Replacement Cost Isn’t Always Replacement Cost: The Hidden Limits of Code Coverage
On its face, the question sounds almost silly to anyone in the industry: what’s the difference between RCV (Replacement Cost Valuation) and ACV (Actual Cash Value)? Replacement Cost Valuation is the cost to repair or replace, with recoverable depreciation. Actual Cash Value is the cost minus nonrecoverable depreciation.
Simple enough.
Except it isn’t.
The Misunderstanding Behind Replacement Cost Coverage
Chip Merlin’s most recent article, Limited Code Upgrade Coverage Means No Full Replacement Costs, highlights a problem policyholders and many professionals consistently misunderstand: replacement cost does not automatically mean full replacement.
As Chip Merlin explains, “Most people simply call this code upgrade coverage,” but the reality is more nuanced.
As a paralegal with Premier Claims for over 5 years, I’ve read thousands of policies. One pattern appears again and again: Law and Ordinance coverage is riddled with contingencies that determine whether it applies and how much.
Law and Ordinance Coverage Is Not One Thing
While policy language varies, Law and Ordinance coverage is typically only available on buildings insured on an RCV basis. It is also not a single, blanket coverage. Instead, it is commonly divided into three distinct parts:
Undamaged Portion
Pays for the value of the portion of the building that was not physically damaged but must be brought into compliance with current codes.
Demolition
Covers the cost to demolish and remove the undamaged portion of the structure when required by ordinance.
Increased Cost of Construction
Pays the additional cost to rebuild in compliance with current building codes.
Coverage may be capped by a single dollar amount or a percentage of Coverage A. In some policies, the limit is shared across all three parts. In others, coverage may only apply to one part— most often Increased Cost of Construction.
In commercial policies, especially, the Increased Cost of Construction is frequently limited to the lesser of 5% of Coverage A or $10,000. In a world of modern codes and aging structures, that amount disappears quickly.
Why Code Coverage Is the Most Expensive Gap
Because codes change.
According to the EESI and the Library of Congress, model building codes are regularly updated every three years. The Insurance Institute for Business & Home Safety (IBHS) notes that building codes have evolved over the centuries through hard-earned lessons with each new version shaped by catastrophe, failure, and loss.

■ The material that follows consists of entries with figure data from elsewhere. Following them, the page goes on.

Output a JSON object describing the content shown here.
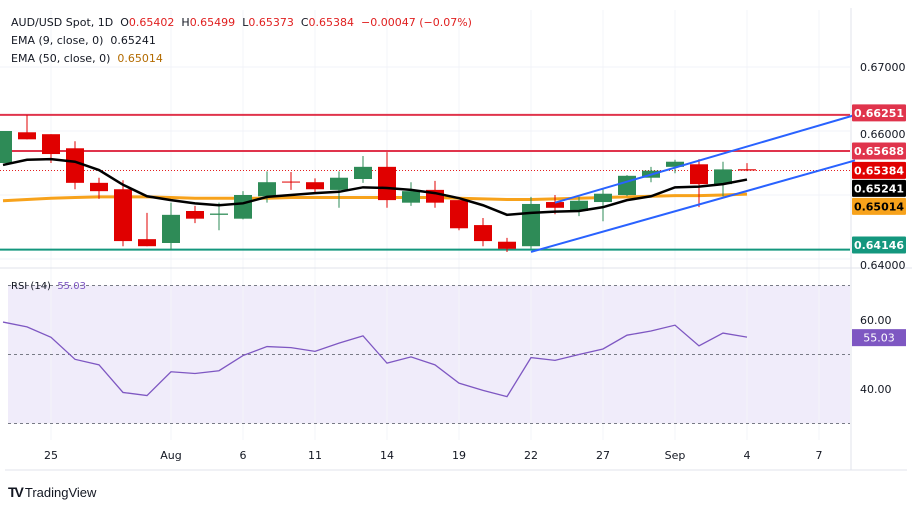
{
  "header": {
    "symbol": "AUD/USD Spot, 1D",
    "open_label": "O",
    "open": "0.65402",
    "high_label": "H",
    "high": "0.65499",
    "low_label": "L",
    "low": "0.65373",
    "close_label": "C",
    "close": "0.65384",
    "change": "−0.00047 (−0.07%)",
    "ema9_label": "EMA (9, close, 0)",
    "ema9_value": "0.65241",
    "ema50_label": "EMA (50, close, 0)",
    "ema50_value": "0.65014",
    "rsi_label": "RSI (14)",
    "rsi_value": "55.03"
  },
  "branding": {
    "logo_text": "TradingView"
  },
  "colors": {
    "up": "#2e8b57",
    "down": "#e00000",
    "ema9": "#000000",
    "ema50": "#f7a21b",
    "resistance": "#e0344c",
    "support": "#14977e",
    "channel": "#2962ff",
    "rsi": "#7e57c2",
    "rsi_band": "#f0ecfa"
  },
  "chart_data": [
    {
      "type": "candlestick",
      "title": "AUD/USD Spot, 1D",
      "ylim": [
        0.64,
        0.672
      ],
      "y_ticks": [
        "0.67000",
        "0.66000",
        "0.64000"
      ],
      "x_ticks": [
        {
          "label": "25",
          "bar": 2
        },
        {
          "label": "Aug",
          "bar": 7
        },
        {
          "label": "6",
          "bar": 10
        },
        {
          "label": "11",
          "bar": 13
        },
        {
          "label": "14",
          "bar": 16
        },
        {
          "label": "19",
          "bar": 19
        },
        {
          "label": "22",
          "bar": 22
        },
        {
          "label": "27",
          "bar": 25
        },
        {
          "label": "Sep",
          "bar": 28
        },
        {
          "label": "4",
          "bar": 31
        },
        {
          "label": "7",
          "bar": 34
        }
      ],
      "ohlc": [
        [
          0.655,
          0.66,
          0.655,
          0.66
        ],
        [
          0.6598,
          0.6625,
          0.6587,
          0.6587
        ],
        [
          0.6595,
          0.6595,
          0.655,
          0.6564
        ],
        [
          0.6573,
          0.6584,
          0.6509,
          0.6519
        ],
        [
          0.6519,
          0.6527,
          0.6494,
          0.6506
        ],
        [
          0.6509,
          0.6523,
          0.642,
          0.6428
        ],
        [
          0.6431,
          0.6472,
          0.642,
          0.642
        ],
        [
          0.6425,
          0.6488,
          0.6414,
          0.6469
        ],
        [
          0.6475,
          0.6483,
          0.6456,
          0.6463
        ],
        [
          0.6469,
          0.6488,
          0.6445,
          0.6471
        ],
        [
          0.6463,
          0.6506,
          0.6462,
          0.65
        ],
        [
          0.6498,
          0.6537,
          0.6488,
          0.652
        ],
        [
          0.6521,
          0.6536,
          0.6508,
          0.652
        ],
        [
          0.652,
          0.6526,
          0.6503,
          0.6509
        ],
        [
          0.6508,
          0.6537,
          0.648,
          0.6527
        ],
        [
          0.6525,
          0.6561,
          0.6519,
          0.6544
        ],
        [
          0.6544,
          0.6567,
          0.648,
          0.6492
        ],
        [
          0.6488,
          0.652,
          0.6483,
          0.6506
        ],
        [
          0.6508,
          0.6522,
          0.648,
          0.6488
        ],
        [
          0.6492,
          0.6492,
          0.6445,
          0.6448
        ],
        [
          0.6453,
          0.6464,
          0.642,
          0.6428
        ],
        [
          0.6427,
          0.6433,
          0.6411,
          0.6416
        ],
        [
          0.642,
          0.6497,
          0.6416,
          0.6486
        ],
        [
          0.6489,
          0.65,
          0.647,
          0.648
        ],
        [
          0.6475,
          0.6497,
          0.6467,
          0.6491
        ],
        [
          0.6489,
          0.6511,
          0.6459,
          0.6502
        ],
        [
          0.65,
          0.6531,
          0.6498,
          0.653
        ],
        [
          0.6527,
          0.6544,
          0.652,
          0.6538
        ],
        [
          0.6544,
          0.6555,
          0.6534,
          0.6552
        ],
        [
          0.6548,
          0.6556,
          0.6481,
          0.6517
        ],
        [
          0.6517,
          0.6552,
          0.6498,
          0.654
        ],
        [
          0.65402,
          0.65499,
          0.65373,
          0.65384
        ]
      ],
      "ema9": [
        0.6547,
        0.6555,
        0.6556,
        0.6552,
        0.6539,
        0.6516,
        0.6498,
        0.6492,
        0.6487,
        0.6484,
        0.6487,
        0.6497,
        0.65,
        0.6503,
        0.6505,
        0.6512,
        0.6511,
        0.6508,
        0.6503,
        0.6495,
        0.6484,
        0.6469,
        0.6472,
        0.6474,
        0.6475,
        0.6481,
        0.6492,
        0.6498,
        0.6512,
        0.6513,
        0.6517,
        0.65241
      ],
      "ema50": [
        0.6491,
        0.6493,
        0.6495,
        0.6496,
        0.6497,
        0.6497,
        0.6497,
        0.6496,
        0.6495,
        0.6495,
        0.6495,
        0.6495,
        0.6496,
        0.6496,
        0.6496,
        0.6496,
        0.6496,
        0.6496,
        0.6496,
        0.6495,
        0.6494,
        0.6493,
        0.6493,
        0.6494,
        0.6495,
        0.6496,
        0.6497,
        0.6498,
        0.6499,
        0.6499,
        0.65,
        0.65014
      ],
      "horizontal_levels": [
        {
          "value": 0.66251,
          "label": "0.66251",
          "kind": "resistance"
        },
        {
          "value": 0.65688,
          "label": "0.65688",
          "kind": "resistance"
        },
        {
          "value": 0.64146,
          "label": "0.64146",
          "kind": "support"
        }
      ],
      "channel": {
        "upper": [
          {
            "bar": 23,
            "price": 0.6488
          },
          {
            "bar": 35.5,
            "price": 0.6625
          }
        ],
        "lower": [
          {
            "bar": 22,
            "price": 0.6411
          },
          {
            "bar": 35.5,
            "price": 0.6554
          }
        ]
      },
      "last_price": {
        "value": 0.65384,
        "label": "0.65384"
      },
      "price_labels": {
        "ema9": "0.65241",
        "ema50": "0.65014"
      }
    },
    {
      "type": "line",
      "title": "RSI (14)",
      "ylim": [
        25,
        75
      ],
      "y_ticks": [
        "60.00",
        "40.00"
      ],
      "bands": [
        70,
        50,
        30
      ],
      "values": [
        59.4,
        58,
        55,
        48.6,
        47,
        39,
        38.1,
        45,
        44.5,
        45.3,
        49.7,
        52.3,
        52,
        50.9,
        53.3,
        55.4,
        47.5,
        49.3,
        47,
        41.7,
        39.6,
        37.8,
        49.1,
        48.3,
        50,
        51.6,
        55.6,
        56.8,
        58.5,
        52.5,
        56.2,
        55.03
      ],
      "last_label": "55.03"
    }
  ]
}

Today, the International Code Council (ICC) publishes model codes every three years, which states and counties adopt and amend independently. That means what is required to rebuild is often vastly different from what existed before the loss, especially with an older building.

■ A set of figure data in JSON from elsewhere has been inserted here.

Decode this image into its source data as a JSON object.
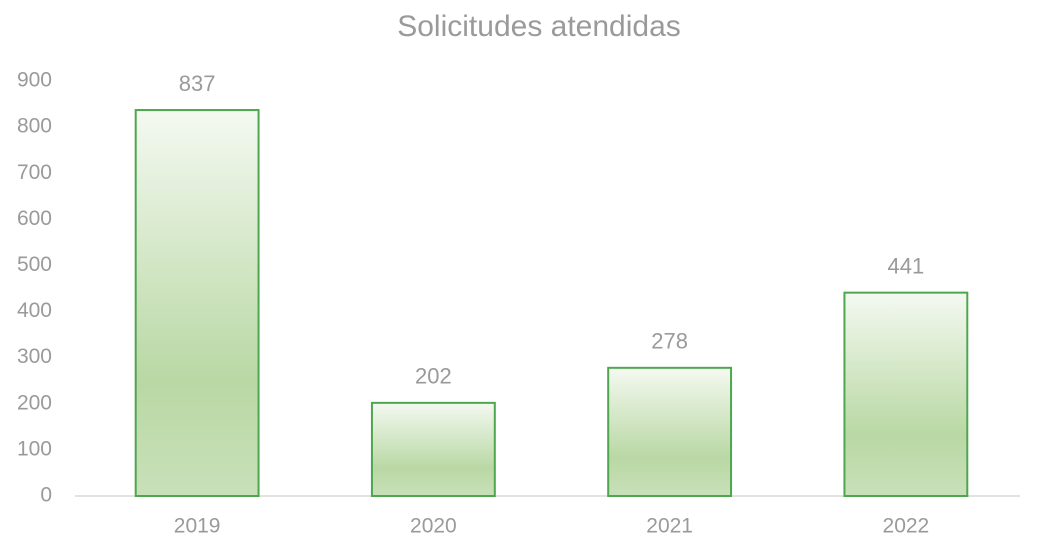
{
  "chart_data": {
    "type": "bar",
    "title": "Solicitudes atendidas",
    "categories": [
      "2019",
      "2020",
      "2021",
      "2022"
    ],
    "values": [
      837,
      202,
      278,
      441
    ],
    "color": "#4ea64f",
    "ylim": [
      0,
      900
    ],
    "yticks": [
      0,
      100,
      200,
      300,
      400,
      500,
      600,
      700,
      800,
      900
    ],
    "grid": false,
    "data_labels": true
  }
}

And the policy? The policy was written years ago with limits that rarely keep pace.
When Replacement Cost Becomes Partial Replacement
The question isn’t whether a policy is written on an RCV basis, but whether the coverage matches today’s building realities. Law and Ordinance limitations quietly turn replacement cost into partial replacement, leaving policyholders to absorb gaps they never knew existed. Reviewing these limits before a loss is not just good practice, it’s essential risk management.